What Hinkie did was disrupt the NBA. The Silicon Valley whiz kid turned the Sixers into "Uber, but for basketball," an idea that forever could change how the bottom half of this league operates when a team's trajectory appears headed in the wrong direction.
But the NBA was too impatient to embrace his genius.
You would be correct to point out that crowning the Sixers now is impossibly premature. Simmons has yet to play in an NBA game, and there were plenty of questions about his game at LSU, like: Can he shoot? Does he have the motor? Embiid's career trajectory could become like Olajuwon's, or it could become like the player taken right after Hakeem the Dream: Sam Bowie, the incredibly talented big man whose career was decimated by non-stop injuries. Fultz looks unreal in highlight clips, but his college team won only two games in conference play, and his coach was fired after the season. None of these players are sure things.
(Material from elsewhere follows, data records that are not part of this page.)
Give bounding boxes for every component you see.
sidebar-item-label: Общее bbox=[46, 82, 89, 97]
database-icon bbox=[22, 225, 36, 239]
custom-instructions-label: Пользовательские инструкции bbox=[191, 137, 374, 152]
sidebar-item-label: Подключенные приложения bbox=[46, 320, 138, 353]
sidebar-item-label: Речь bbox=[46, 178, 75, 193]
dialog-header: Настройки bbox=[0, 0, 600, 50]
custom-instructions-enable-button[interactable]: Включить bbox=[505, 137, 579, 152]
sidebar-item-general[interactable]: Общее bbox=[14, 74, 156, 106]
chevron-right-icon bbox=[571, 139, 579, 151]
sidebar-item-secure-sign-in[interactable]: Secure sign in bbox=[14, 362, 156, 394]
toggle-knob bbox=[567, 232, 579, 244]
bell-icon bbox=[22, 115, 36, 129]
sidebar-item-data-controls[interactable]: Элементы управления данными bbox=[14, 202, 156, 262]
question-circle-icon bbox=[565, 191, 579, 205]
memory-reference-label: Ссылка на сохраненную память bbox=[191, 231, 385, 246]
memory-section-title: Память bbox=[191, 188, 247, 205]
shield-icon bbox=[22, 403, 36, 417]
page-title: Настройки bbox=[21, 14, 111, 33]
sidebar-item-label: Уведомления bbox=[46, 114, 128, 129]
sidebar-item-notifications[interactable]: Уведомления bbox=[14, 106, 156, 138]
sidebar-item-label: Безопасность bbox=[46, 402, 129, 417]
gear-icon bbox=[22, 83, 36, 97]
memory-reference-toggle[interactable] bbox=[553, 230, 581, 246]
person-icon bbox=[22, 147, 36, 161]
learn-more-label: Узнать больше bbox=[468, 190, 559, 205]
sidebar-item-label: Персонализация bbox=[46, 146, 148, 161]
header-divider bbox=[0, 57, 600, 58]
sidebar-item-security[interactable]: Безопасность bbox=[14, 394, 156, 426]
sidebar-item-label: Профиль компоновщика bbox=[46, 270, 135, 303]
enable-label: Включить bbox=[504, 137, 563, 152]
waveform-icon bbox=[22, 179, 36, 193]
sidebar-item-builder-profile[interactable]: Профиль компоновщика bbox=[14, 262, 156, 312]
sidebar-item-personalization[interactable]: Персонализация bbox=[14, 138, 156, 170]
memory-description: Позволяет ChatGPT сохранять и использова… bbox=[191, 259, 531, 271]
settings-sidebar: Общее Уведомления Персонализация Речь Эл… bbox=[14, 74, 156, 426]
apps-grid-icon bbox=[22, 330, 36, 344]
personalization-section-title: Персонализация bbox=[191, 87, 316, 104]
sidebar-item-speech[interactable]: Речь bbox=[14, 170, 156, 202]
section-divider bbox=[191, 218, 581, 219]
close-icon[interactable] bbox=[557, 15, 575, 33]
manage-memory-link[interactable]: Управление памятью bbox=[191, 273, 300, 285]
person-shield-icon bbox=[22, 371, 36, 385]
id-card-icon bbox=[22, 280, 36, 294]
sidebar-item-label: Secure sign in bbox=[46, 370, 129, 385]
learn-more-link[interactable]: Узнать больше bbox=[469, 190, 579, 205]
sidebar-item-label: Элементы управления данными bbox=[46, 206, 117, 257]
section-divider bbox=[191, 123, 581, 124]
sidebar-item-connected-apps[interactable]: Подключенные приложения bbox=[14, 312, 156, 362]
The Process itself may be complete. But that doesn't mean The Process automatically will turn into NBA titles down the road. That's not how this thing works. As Hinkie wrote in his 13-page resignation letter, "You can be right for the wrong reasons. In our business, you're often lionized for it. You can be wrong for the right reasons. This may well prove to be Joel Embiid." Every draft pick Hinkie accumulated was one more lottery ticket to put in his pocket. Even if you're stacking the deck in your favor, you still may not win.
But still: How many other NBA franchises would trade places with the Sixers right now?
I'd say, oh, 21 or 22 franchises would flip rosters with the Sixers in a heartbeat. Maybe more.
On Saturday, after Fultz's workout, Embiid tweeted a photograph of himself with Fultz, Simmons and Robert Covington. "This should be legendary if it happens #TheProcess," Embiid wrote.
Hours later, it reportedly did happen. It remains to be seen if it will be legendary. Certainly, it has a chance to be. Losing now to win later is a winning strategy in today's NBA. But only if you go all in, like Sam Hinkie did, and take on all that risk -- risk to your franchise's future, and risk to your own job stability.
Finally, after four years of losing, the 76ers became winners Saturday night. A damn shame that Sam Hinkie lost out on the champagne toast to celebrate. Because make no mistake: Hinkie did his job, and he did it well. And as history has often shown us about the most forward-thinking people, Hinkie's genius went unrecognized until he was already gone.